When an item is checked yes in boxes 10a through 10c, what does this mean?
a. The patient has a primary and a secondary insurance.
b. The patient only has one insurance.
c. The patient does not have insurance.
d. The claim may be covered by workers’ compensation, auto insurance, or liability insurance.

A

d. The claim may be covered by workers’ compensation, auto insurance, or liability insurance.
Response Feedback:
Rationale: Any item checked “YES” indicates there may be other insurance primary to the patient’s health insurance. For example, if the encounter was to treat a patient’s injury while at work, workers’ compensation is the primary payer not the patient’s health insurance.

32
Q

What does accepting assignment by a provider mean?
a. The provider accepts a contractual write-off of the difference between the charged amount and the allowed amount.
b. The provider can bill whatever he determines to be his fee schedule.
c. The patient is not responsible for any charges.
d. The provider can bill 115% of the allowed amount.

A

a. The provider accepts a contractual write-off of the difference between the charged amount and the allowed amount.
Response Feedback:
Rationale: Accepting assignment indicates the provider is contracted and has agreed to a fee schedule that will require a write-off between the charged amount and the allowed amount.

33
Q

When entering an address which of the following is correct?
a. 123 No.

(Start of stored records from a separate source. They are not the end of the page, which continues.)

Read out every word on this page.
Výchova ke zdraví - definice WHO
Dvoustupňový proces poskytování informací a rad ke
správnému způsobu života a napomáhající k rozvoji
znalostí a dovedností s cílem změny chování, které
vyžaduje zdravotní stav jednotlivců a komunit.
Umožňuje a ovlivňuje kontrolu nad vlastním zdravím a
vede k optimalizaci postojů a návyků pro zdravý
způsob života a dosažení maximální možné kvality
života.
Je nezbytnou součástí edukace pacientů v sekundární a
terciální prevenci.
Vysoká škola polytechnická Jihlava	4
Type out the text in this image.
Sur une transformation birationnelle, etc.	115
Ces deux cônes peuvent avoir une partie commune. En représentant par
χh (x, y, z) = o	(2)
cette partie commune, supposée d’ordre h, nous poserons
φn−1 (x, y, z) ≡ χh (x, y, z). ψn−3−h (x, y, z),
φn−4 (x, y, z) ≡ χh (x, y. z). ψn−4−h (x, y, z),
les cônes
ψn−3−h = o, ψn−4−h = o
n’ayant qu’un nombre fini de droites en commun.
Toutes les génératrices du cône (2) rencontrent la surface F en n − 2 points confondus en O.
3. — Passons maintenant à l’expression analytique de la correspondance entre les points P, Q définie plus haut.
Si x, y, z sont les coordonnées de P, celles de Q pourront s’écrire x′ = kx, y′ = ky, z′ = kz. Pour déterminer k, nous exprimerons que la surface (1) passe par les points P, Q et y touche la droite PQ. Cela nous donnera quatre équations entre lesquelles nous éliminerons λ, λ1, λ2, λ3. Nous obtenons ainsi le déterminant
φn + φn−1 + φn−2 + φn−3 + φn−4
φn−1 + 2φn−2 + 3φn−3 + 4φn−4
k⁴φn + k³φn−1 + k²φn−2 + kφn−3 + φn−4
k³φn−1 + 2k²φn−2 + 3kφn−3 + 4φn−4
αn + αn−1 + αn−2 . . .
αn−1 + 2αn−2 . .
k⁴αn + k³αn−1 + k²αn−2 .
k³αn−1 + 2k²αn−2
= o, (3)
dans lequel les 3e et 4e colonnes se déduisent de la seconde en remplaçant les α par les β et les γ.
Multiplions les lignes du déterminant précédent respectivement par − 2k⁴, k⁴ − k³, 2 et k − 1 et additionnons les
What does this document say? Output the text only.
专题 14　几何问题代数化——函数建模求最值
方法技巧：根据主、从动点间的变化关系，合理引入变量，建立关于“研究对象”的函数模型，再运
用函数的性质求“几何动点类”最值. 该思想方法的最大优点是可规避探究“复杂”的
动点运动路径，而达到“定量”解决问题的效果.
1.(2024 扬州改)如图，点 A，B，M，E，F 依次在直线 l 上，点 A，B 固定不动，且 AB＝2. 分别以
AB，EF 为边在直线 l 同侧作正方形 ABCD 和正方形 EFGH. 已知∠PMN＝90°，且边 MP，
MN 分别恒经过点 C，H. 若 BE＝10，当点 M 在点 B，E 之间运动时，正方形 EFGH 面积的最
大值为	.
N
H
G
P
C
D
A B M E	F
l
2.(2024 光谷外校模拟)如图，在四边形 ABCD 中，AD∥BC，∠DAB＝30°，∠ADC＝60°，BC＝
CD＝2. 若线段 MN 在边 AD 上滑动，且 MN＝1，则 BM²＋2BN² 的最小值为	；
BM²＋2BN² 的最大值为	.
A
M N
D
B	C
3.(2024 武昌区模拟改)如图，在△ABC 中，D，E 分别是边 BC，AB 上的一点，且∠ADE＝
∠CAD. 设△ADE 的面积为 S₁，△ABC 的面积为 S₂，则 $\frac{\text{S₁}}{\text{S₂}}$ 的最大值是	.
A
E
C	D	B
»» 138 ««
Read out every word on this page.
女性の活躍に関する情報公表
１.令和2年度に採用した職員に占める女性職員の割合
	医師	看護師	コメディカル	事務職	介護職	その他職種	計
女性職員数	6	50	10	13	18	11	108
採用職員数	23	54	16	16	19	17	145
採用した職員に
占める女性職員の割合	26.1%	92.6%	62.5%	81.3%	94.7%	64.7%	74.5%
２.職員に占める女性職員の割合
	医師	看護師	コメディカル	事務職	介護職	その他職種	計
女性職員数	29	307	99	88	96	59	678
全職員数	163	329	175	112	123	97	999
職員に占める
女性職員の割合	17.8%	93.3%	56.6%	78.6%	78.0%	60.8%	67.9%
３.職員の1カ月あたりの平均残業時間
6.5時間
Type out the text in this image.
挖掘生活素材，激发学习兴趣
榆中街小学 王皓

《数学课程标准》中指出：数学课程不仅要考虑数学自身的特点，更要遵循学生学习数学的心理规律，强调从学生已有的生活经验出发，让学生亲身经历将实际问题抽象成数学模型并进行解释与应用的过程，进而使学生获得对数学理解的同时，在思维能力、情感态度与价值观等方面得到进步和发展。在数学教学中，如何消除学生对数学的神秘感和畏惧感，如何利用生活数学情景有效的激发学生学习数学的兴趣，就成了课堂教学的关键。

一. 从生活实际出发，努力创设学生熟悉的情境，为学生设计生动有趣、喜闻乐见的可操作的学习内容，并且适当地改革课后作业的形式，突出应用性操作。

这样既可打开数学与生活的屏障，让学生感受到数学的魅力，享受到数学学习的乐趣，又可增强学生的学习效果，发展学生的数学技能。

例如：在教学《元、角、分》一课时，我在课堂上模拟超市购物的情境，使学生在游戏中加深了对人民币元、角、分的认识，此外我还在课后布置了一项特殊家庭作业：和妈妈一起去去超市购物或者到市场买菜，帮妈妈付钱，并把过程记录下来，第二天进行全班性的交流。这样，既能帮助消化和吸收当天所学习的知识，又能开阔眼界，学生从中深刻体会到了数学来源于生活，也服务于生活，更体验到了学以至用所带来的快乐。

Main St.
b. 123 N, Main Street
c. 101 N. Main Street
d. 123 North Main Street

A

d. 123 North Main Street
Response Feedback:
Rationale: According to the National Uniform Claim Committee, the correct method states no periods, no commas, or other symbols such as # are to be included or input.

34
Q

FL 35 and FL 36 are used on the UB-04 claim form to identify occurrence span codes and dates. When is this section completed?
a. For all services
b. Only for outpatient services
c. Only for inpatient services
d. Only for ED visits

A

c. Only for inpatient services
Response Feedback:
Rationale: FL 35 and FL 36 are used only for inpatient services and should not be completed on outpatient claims.